Di fronte alla città antica si erigeva l’altra Madina fortificata: al – Halisa, dove risiedevano sovrano e seguito, con tanto di moschea privata.

Attorno al nucleo murato della vecchia Balarm si era sviluppato quello che senza dubbio possiamo definire un grande rabad, un sobborgo cioè non ancora cinto da mura, suddiviso in vari quartieri, o harat.


I quartieri fuori dalle mura

Il più grande e popoloso era l’harat a saqaliba, letteralmente quartiere degli schiavoni, termine con il quale ci si riferiva agli slavi e più in generale agli schiavi europei o agli europei in genere. Essi formavano gli eserciti impiegati dai fatimiti contro i bizantini della Calabria. Pare che il quartiere si trovasse nella zona a nord e nord est della Balarm murata, al di là del torrente Papireto, corrispondente al futuro quartiere normanno Seralcadi (sari al-qadi, la strada del giudice) dall’attuale quartiere del Capo fino al Castello a mare.

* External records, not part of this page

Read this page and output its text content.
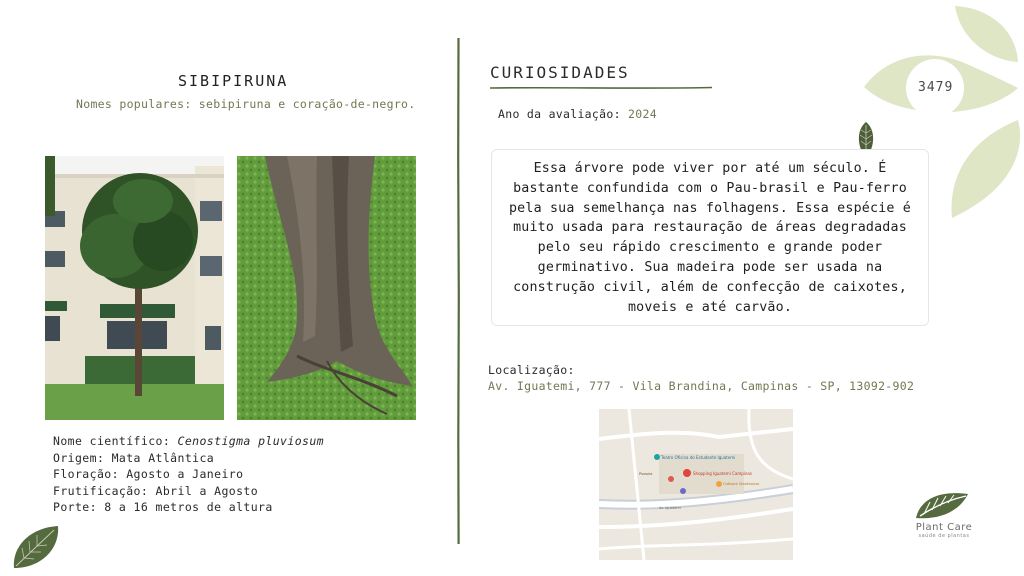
3479
SIBIPIRUNA
Nomes populares: sebipiruna e coração-de-negro.
Nome científico: Cenostigma pluviosum
Origem: Mata Atlântica
Floração: Agosto a Janeiro
Frutificação: Abril a Agosto
Porte: 8 a 16 metros de altura
CURIOSIDADES
Ano da avaliação: 2024
Essa árvore pode viver por até um século. É bastante confundida com o Pau-brasil e Pau-ferro pela sua semelhança nas folhagens. Essa espécie é muito usada para restauração de áreas degradadas pelo seu rápido crescimento e grande poder germinativo. Sua madeira pode ser usada na construção civil, além de confecção de caixotes, moveis e até carvão.
Localização:
Av. Iguatemi, 777 - Vila Brandina, Campinas - SP, 13092-902
Teatro Oficina do Estudante Iguatemi
Shopping Iguatemi Campinas
Outback Steakhouse
Pizzaria
Av. Iguatemi
Plant Care
saúde de plantas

Il secondo quartiere, Ibn saqlab, prendeva il nome dalla vicina moschea e si trovava sulla riva del fiume Wâdî al-‘Abbâs, largo e rapido, caratterizzato da numerosi mulini e, nelle vicinanze, giardini e vigneti. Così era un tempo l’Oreto.

Difficile collocare questa zona con precisione: secondo alcuni fra la Chiesa di san Nicolò da Tolentino e le vie Calderai e Divisi, secondo altri fino all’attuale chiesa di san Nicolò all’Albergheria.


Vi era infine il quartiere nuovo: harat al gadida. Notevolmente esteso, raggiungeva quello della moschea nell’area dove si trova la chiesa della Magione.

Alcuni citano anche il quartiere degli ebrei harat al yahud, ubicato fino all’espulsione del 1492 presso la chiesa di Nicolò da san Tolentino con gli attuali vicolo e piazzetta Mesquita.

All’interno di questa zona extra muraria, e in  particolare tra la moschea e il quartiere nuovo, stava la maggior parte dei mercati, denominati in base alla mercanzia venduta e con buona probabilità separati gli uni dagli altri per genere. Ancora oggi, a distanza di mille anni, questa parte della città ha mantenuto dei quartieri interamente dedicati, come la via mercato dei Calderai (profumi o spezie) o quella dei Lattarini (abbigliamento e calzature).


Palermo, una città musulmana medievale

La Palermo di Ibn Hawqal presenta complessivamente tutti gli elementi riscontrabili nelle grandi città musulmane medievali.

In generale, si tratta di uno spazio urbano differenziato e gerarchizzato: una grande Madina, erede della città antica, già centro del potere politico, che contiene al suo interno la moschea del venerdì e un vasto mercato allocato lungo la via principale; e ancora altre moschee, scuole di vario livello, oltre al tessuto abitativo.

Intorno, una campagna fertile e ricca di acque, assai più intensamente coltivata e popolata di quanto Ibn Hawgal non dica: una campagna nella quale si sarebbero contate ben duecento moschee.